Built around a female-led ensemble, Simon Kinberg’s The 355 has all the hallmarks of a slick espionage thriller — an impressive cast of award-winning actors and the return of Kinberg to the spy genre for the first time since writing Mr. & Mrs. Smith. Hot on the heels of women-driven films like Widows, Birds Of Prey, and Gunpowder Milkshake, The 355 is seemingly designed to showcase that women can be just as good as men, if not better. However, the end result feels like a faux feminist message that rings hollow.
In good ole spy-thriller fashion, there’s a deadly secret weapon – a hard drive capable of hacking into and controlling any computer system. Hardened CIA ‘wild-card’ Mace (Jessica Chastain) must purchase the device with her partner (and sometimes lover) Nick (Sebastian Stan). But the Americans aren’t the only ones who want it — lone German agent Marie (Diane Kruger), and fieldwork newbie Colombian DNI psychologist Graciela (Penélope Cruz), each must acquire the gizmo for their respective governments. When the job goes sideways, Mace teams up with Marie, Graciela and former MI6 cyber expert Khadijah (Lupita Nyong’o) to recover the mechanism when they discover it’s in the hands of a cartoonishly evil and very one-dimensional arms dealer (Jason Flemyng).
With its all-star cast, The 355 should work — but the story never rises above mediocrity. The characters’ development never transcends the archetypes. Following the ‘tough girl’ trope, Mace never evolves beyond her hard-boiled exterior failing to exhibit anything more than constant anger, even during her darkest moments. Marie is no different; the reckless agent is never given the opportunity to fully explore her surprisingly interesting backstory. Cyber expert and skilled fighter Khadijah had seemingly important reasons for leaving MI6 which are briefly mentioned — but quickly brushed aside.
As the team’s only inexperienced field agent, an anxious Graciela gets a moment to shine near the end, proving her growth as an operative. Though all the characters keep their guard up, Khajidah and Graciela are the only two with some emotional weight; the only ones who have families waiting for them at home and something to lose.

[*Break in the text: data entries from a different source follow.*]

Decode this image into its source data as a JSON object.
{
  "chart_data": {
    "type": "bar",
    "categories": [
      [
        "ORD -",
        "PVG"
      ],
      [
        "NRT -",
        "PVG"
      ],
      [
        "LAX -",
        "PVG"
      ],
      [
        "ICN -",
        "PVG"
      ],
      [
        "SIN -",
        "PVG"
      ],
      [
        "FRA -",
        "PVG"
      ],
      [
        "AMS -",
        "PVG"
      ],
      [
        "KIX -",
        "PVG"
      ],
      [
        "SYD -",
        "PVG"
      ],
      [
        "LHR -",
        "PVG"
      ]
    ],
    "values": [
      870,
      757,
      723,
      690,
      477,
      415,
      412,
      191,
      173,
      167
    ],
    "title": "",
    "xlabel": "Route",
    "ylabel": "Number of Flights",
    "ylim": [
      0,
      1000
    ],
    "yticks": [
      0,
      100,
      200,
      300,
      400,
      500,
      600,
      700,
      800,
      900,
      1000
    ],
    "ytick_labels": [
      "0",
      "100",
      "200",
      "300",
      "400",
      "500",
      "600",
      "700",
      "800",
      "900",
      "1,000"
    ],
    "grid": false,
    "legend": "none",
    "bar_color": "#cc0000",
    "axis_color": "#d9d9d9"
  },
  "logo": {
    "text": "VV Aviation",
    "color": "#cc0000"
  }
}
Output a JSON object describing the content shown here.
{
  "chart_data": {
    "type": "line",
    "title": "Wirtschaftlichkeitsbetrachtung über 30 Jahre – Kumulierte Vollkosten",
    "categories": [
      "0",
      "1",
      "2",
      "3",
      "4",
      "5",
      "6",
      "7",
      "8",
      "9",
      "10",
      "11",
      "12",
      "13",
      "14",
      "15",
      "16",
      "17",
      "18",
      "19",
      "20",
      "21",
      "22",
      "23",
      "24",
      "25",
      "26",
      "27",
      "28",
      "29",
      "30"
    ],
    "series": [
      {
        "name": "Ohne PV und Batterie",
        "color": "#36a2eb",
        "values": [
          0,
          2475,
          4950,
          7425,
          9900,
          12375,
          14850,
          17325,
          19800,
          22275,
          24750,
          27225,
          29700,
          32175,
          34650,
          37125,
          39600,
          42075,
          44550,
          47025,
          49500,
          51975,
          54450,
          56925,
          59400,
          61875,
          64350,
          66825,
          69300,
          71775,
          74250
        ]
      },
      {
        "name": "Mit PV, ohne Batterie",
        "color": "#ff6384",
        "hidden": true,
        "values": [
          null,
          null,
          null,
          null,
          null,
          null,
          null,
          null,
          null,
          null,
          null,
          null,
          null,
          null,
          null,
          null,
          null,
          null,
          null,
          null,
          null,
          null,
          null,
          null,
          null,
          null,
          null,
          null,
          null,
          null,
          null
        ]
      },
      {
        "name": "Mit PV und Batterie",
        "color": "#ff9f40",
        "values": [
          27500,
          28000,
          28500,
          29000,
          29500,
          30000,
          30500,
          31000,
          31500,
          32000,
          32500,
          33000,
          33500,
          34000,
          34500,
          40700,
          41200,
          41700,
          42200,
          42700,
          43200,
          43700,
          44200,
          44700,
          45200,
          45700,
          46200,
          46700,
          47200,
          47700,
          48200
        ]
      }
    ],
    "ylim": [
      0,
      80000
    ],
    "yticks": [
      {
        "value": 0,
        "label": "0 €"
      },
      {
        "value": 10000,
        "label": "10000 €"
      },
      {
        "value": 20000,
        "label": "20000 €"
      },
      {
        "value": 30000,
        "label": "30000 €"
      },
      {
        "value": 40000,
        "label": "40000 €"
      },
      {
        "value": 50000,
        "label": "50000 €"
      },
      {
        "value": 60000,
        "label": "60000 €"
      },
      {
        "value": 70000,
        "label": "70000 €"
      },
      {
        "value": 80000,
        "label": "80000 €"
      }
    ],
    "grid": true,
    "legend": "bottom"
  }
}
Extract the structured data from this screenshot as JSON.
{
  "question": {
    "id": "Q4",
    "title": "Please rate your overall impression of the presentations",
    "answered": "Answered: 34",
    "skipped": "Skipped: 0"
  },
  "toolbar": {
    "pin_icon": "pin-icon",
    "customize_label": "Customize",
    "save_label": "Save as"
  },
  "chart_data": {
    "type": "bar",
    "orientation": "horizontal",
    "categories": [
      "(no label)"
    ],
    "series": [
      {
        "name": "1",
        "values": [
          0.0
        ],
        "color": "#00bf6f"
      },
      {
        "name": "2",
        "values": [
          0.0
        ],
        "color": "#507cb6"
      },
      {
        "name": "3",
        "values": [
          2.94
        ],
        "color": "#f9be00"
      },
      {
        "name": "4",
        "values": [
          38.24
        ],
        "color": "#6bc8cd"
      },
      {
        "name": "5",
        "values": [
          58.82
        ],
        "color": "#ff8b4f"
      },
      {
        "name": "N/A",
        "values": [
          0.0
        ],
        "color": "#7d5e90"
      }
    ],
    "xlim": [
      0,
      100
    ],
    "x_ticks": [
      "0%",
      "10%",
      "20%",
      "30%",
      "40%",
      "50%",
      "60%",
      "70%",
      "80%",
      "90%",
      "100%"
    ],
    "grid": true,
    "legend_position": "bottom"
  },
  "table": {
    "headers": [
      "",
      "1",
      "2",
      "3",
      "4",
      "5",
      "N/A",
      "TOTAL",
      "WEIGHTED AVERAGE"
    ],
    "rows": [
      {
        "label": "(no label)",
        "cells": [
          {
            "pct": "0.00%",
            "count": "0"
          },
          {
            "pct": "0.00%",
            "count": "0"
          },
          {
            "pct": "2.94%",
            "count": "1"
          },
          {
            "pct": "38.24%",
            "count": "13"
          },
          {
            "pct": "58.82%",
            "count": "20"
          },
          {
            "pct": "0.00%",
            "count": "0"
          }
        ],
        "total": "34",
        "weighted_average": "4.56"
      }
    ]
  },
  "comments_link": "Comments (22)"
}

It doesn’t help that the tone of the script, co-written by Kinberg and Theresa Rebeck, feels off. There is this false sense of female empowerment when we see women united with guns blazing and punches throwing, because the writers have given the characters no depth beyond the idea that they can be just as tough as men.
As for the action, though it is entertaining to watch the female-led ensemble taking down droves of men through brute force and gunfire, the fights and chase scenes lack originality and spark. Only in the third act does the action actually get interesting, with the appearance of Fan Bingbing’s Chinese agent Lin Mi Sheng — mesmerizing to watch as she fights using only a lamp post. It’s unfortunate and, simply, a waste that she only appears near the end of the film.
Despite the film’s shortcomings, some unexpected surprises keep you vaguely interested. Without spoiling said scenes, there are consequences to the characters’ actions and no-one is safe, providing some tension and shock value. Still, it can’t save The 355 from shallow characters and a by-the-numbers storyline.
Filled with one-dimensional heroes, predictable double-crosses and been-there-done-that action sequences, The 355 does not bring out the full potential of its stellar cast. Unfortunately, the oddly successful plot twist and the appearance of talented Fan Bingbing do not save the film from its superficial elements and lack of substance.